Ayrıca bu grubun lideri, Peygamber Efendimizin Türkçe olimpiyatlarını kendisi ile birlikte izlediğini söylemişti.

Diğer yandan, cemaatin lideri kendisini telefonla arayarak “Efendimiz Aleyhisselam ile zat-ı aliniz il il teşrif buyurmuşsunuz. Bir de Peygamber efendimiz, ‘Twitleri ikiye katlayın’ buyurmuş" sözlerine "siz de öyle yapın inşallah, ne buyuruyorsa..." diye cevap vermişti.

Bu söylemler bile Efendimizin adının nelere ve uygun olmayan hangi işlere bulaştırılmak istendiğinin açık bir göstergesidir.

İçinde yaşadığımız dünyada İslâm ülkelerinde yaşayan Müslümanların çektiği sıkıntılar arşı âlâyı titretirken, Efendimizin; kadınlı erkekli, şarkılı türkülü, oynamalı danslı programı izlemeye geldiğini iddia etmek ne büyük bir çılgınlıktır.

Sosyal medyada daha güçlü olabilmek ve seslerinin daha güçlü çıkmasını sağlamak için yine Efendimizin adının kullanılması en hafif tabirle büyük bir gaflet, büyük bir cehalet örneğidir.

Daha da önemlisi bu söylemler Efendimize yapılan büyük bir iftiradır. Bu, Efendimizin adının kullanılarak, yaptıkları İslâm dışı uygulamaları meşru göstermekten başka bir şey değildir.

Peygamber Efendimiz adına yapılan istismar ve Efendimizin adı kullanılarak kendilerine veya gruplarına menfaat temin etme gayretleri kimden ve hangi cemaatten gelirse gelsin karşı çıkmak Müslümanlık görevidir.
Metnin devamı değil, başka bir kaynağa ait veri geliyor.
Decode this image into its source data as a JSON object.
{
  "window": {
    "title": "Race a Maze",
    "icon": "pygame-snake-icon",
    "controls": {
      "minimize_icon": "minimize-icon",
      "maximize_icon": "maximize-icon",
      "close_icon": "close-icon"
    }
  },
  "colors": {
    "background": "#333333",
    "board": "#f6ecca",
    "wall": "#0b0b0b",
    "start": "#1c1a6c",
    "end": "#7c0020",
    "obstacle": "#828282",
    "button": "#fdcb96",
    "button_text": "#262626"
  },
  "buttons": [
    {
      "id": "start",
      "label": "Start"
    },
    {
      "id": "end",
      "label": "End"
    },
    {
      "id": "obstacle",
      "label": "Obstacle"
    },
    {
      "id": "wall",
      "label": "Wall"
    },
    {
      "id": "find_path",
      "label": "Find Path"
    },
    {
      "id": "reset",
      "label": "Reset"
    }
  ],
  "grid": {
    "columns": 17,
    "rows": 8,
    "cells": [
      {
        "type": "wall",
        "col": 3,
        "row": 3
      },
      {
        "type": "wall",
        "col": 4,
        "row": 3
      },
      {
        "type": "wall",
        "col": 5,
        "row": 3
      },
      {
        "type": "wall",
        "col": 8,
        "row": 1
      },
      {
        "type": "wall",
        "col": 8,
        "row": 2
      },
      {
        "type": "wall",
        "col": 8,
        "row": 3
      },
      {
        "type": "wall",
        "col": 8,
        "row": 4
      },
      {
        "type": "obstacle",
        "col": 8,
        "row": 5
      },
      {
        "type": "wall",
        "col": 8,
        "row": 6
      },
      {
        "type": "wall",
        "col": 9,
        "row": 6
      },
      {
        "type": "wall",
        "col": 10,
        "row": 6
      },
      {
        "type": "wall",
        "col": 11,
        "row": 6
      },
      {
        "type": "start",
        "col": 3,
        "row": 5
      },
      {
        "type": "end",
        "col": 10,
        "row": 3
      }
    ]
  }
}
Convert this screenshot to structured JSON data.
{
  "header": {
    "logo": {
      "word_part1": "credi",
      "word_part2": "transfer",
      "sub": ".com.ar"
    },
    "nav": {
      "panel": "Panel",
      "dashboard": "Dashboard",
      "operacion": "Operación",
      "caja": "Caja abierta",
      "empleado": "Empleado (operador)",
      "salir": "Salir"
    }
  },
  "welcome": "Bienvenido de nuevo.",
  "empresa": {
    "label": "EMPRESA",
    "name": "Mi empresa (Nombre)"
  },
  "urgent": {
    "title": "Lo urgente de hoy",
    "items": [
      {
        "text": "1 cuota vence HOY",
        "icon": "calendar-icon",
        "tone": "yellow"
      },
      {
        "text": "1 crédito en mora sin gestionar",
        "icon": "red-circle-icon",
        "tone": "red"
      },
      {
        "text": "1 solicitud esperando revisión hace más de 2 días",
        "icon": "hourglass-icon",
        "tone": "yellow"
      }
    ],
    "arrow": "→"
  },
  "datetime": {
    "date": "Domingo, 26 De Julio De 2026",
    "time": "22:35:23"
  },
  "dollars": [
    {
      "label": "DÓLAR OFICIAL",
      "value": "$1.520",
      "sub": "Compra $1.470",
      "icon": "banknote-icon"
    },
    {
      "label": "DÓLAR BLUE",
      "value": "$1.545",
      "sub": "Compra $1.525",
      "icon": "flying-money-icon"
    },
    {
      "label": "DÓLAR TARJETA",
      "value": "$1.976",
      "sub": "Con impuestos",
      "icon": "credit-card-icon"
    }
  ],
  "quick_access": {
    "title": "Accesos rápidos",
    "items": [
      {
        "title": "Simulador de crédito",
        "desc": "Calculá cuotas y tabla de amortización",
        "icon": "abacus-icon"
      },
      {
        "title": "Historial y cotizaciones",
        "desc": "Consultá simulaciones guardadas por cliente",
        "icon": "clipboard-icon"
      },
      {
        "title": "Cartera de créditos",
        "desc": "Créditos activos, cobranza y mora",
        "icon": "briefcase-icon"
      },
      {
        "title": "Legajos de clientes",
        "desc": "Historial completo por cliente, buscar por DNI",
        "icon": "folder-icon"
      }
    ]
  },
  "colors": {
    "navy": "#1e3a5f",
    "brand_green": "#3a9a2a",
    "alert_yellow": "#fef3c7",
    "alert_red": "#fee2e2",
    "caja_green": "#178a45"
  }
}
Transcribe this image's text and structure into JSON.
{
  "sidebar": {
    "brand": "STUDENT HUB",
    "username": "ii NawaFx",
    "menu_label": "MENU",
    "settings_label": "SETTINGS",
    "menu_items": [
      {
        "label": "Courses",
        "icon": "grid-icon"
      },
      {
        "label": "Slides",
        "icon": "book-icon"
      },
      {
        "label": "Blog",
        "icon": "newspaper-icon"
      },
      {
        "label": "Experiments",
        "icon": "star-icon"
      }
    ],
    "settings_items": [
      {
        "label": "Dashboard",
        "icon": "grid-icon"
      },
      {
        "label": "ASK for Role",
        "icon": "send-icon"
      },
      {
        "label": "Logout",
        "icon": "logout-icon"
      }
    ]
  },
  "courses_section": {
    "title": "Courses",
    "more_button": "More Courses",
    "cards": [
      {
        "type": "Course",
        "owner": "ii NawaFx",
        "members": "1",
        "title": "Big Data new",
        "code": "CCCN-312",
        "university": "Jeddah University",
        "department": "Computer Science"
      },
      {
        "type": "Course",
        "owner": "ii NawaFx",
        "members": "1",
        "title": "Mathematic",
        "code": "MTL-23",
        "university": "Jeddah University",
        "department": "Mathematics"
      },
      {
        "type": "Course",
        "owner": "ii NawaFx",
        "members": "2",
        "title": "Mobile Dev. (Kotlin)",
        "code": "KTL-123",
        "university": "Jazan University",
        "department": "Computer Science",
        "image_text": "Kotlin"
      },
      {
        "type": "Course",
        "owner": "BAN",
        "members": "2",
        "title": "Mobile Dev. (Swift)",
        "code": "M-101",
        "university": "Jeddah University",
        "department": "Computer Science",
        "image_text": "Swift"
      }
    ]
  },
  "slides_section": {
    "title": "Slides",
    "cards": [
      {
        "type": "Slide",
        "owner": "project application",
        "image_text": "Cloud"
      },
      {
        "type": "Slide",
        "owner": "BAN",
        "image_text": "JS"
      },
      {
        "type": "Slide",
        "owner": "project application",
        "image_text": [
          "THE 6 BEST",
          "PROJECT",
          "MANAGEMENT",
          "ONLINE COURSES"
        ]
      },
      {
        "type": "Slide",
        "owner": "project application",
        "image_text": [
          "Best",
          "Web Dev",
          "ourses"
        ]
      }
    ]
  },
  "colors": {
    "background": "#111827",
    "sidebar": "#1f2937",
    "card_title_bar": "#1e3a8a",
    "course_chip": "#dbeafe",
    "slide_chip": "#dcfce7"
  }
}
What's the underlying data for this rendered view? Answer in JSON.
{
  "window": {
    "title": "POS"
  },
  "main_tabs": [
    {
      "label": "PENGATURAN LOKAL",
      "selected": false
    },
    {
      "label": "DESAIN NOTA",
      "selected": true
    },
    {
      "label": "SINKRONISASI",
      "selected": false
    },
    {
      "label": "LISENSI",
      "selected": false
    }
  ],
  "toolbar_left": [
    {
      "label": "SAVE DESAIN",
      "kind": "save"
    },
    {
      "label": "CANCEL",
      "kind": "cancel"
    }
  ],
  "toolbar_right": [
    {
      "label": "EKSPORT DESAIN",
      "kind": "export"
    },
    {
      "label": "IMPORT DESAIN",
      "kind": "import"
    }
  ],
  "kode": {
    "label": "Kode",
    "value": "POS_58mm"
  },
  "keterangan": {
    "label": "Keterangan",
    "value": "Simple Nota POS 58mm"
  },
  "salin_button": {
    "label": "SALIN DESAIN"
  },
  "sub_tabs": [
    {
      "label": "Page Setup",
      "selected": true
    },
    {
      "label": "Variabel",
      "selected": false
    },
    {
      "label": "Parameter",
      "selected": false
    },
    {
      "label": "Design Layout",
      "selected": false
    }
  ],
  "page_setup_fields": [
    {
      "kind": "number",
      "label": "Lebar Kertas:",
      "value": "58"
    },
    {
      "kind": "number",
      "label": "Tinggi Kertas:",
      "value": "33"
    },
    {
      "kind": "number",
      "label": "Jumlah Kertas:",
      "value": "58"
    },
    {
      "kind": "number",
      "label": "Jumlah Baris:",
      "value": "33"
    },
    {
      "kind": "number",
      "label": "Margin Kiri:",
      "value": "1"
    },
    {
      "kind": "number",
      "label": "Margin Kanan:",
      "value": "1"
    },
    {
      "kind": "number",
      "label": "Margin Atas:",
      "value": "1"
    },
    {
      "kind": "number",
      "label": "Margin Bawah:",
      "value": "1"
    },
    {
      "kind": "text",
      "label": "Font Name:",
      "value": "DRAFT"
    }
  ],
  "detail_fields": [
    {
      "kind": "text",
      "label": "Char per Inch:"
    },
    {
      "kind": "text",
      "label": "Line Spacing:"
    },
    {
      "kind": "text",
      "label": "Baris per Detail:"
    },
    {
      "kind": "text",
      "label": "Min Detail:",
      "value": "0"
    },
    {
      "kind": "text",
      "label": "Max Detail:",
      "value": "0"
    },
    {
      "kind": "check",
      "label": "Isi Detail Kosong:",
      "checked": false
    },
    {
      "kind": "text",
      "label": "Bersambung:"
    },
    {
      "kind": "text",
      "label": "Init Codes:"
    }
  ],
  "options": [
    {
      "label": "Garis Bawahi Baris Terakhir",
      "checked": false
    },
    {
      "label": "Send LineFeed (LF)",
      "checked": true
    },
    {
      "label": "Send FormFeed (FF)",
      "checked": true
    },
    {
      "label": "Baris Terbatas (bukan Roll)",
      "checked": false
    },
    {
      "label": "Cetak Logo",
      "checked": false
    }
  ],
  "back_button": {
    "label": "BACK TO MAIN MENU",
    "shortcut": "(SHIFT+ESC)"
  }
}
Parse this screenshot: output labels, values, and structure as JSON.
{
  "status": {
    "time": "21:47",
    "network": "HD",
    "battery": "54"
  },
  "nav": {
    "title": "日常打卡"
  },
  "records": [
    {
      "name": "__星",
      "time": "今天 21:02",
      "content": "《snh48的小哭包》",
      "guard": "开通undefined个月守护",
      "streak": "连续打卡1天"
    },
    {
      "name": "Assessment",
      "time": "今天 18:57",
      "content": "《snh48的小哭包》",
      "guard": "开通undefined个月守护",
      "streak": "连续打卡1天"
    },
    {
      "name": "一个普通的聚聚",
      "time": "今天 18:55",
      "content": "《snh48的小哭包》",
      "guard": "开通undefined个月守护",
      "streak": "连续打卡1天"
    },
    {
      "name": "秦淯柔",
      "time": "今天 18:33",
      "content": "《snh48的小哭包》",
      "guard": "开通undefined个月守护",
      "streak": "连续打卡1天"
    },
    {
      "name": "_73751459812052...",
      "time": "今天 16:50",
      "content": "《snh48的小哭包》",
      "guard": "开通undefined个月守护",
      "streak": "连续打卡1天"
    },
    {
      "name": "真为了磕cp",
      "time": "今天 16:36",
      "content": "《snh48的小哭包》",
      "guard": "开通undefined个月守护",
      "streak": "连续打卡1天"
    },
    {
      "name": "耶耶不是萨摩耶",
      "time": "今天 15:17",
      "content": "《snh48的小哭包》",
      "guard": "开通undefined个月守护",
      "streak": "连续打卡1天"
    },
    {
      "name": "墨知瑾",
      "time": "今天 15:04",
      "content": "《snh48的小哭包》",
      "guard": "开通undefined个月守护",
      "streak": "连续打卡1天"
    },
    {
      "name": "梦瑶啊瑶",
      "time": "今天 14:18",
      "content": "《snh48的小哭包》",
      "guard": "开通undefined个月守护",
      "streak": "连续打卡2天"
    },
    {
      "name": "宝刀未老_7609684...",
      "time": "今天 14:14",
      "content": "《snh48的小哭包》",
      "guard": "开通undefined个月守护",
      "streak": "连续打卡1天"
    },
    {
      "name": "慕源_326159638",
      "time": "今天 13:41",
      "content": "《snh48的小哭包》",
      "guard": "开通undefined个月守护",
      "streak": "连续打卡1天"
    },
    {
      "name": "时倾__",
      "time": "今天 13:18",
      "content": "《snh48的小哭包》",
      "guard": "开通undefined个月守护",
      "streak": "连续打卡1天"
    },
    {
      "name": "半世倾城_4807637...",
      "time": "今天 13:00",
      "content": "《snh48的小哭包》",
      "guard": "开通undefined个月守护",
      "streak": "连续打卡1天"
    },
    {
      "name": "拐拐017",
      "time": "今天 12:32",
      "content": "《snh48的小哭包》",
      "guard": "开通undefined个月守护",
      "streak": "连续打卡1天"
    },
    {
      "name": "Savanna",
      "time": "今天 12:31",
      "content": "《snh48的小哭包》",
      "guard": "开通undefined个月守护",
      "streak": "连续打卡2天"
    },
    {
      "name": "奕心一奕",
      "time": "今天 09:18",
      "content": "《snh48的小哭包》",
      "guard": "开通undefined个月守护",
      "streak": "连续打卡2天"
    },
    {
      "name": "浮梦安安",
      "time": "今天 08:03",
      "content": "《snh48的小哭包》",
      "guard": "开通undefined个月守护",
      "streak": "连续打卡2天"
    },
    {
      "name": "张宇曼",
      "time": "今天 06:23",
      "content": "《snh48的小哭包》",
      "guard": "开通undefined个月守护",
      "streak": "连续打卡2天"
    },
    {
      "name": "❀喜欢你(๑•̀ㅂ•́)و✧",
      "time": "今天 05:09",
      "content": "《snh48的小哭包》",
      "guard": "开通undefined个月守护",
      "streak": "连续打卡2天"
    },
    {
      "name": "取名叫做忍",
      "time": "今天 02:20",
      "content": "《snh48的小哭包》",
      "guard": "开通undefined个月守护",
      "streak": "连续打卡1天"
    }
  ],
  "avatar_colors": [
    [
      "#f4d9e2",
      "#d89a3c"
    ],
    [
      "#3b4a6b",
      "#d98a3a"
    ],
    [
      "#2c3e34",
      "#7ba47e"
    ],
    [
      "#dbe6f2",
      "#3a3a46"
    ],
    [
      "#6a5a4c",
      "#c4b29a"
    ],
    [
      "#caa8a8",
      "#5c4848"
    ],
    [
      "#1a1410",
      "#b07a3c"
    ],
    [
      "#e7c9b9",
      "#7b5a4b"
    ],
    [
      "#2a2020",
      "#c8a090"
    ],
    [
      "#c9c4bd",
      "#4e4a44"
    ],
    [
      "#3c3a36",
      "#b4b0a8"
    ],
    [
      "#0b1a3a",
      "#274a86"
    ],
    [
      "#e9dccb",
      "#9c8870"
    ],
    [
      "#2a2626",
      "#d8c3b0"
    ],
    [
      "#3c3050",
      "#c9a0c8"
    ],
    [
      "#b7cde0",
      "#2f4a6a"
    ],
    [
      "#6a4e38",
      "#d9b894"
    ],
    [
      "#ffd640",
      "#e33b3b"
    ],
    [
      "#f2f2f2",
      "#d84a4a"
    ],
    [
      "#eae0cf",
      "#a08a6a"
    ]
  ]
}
Efendimiz, insanlığın kurtuluşu için Allah tarafından gönderilen bir kutlu güneştir, bir nurdur. O, nur saçtı bütün âleme… Nuruyla ısıttı bütün dünyayı ve insanlığı… Nur-i ayn, nur-i çeşm (gözümüzün nuru) oldu bütün insanlığa… Nur-i iman ile hakikate, doğruya, iyiye, güzele ulaştırdı bütün kâinatı…

O’nu anlamayanlar ve O’nu istismar edenler bilsinler ki, Efendimizin yeri kamyon kasaları değil, Mü’minlerin gönülleridir. O suret olarak değil en büyük örnek olarak yaşamaktadır gönüllerimizde…

O nur, kamyon kasasına bindirilmekle nur olmaktan çıkmaz ama O nuru oraya lâyık görenler ve her dünyalık işlerinde O’nun adını kullananlar ahiret gününde O’nun yüzüne nasıl bakacaklar? Mutlu yarınlar efendim.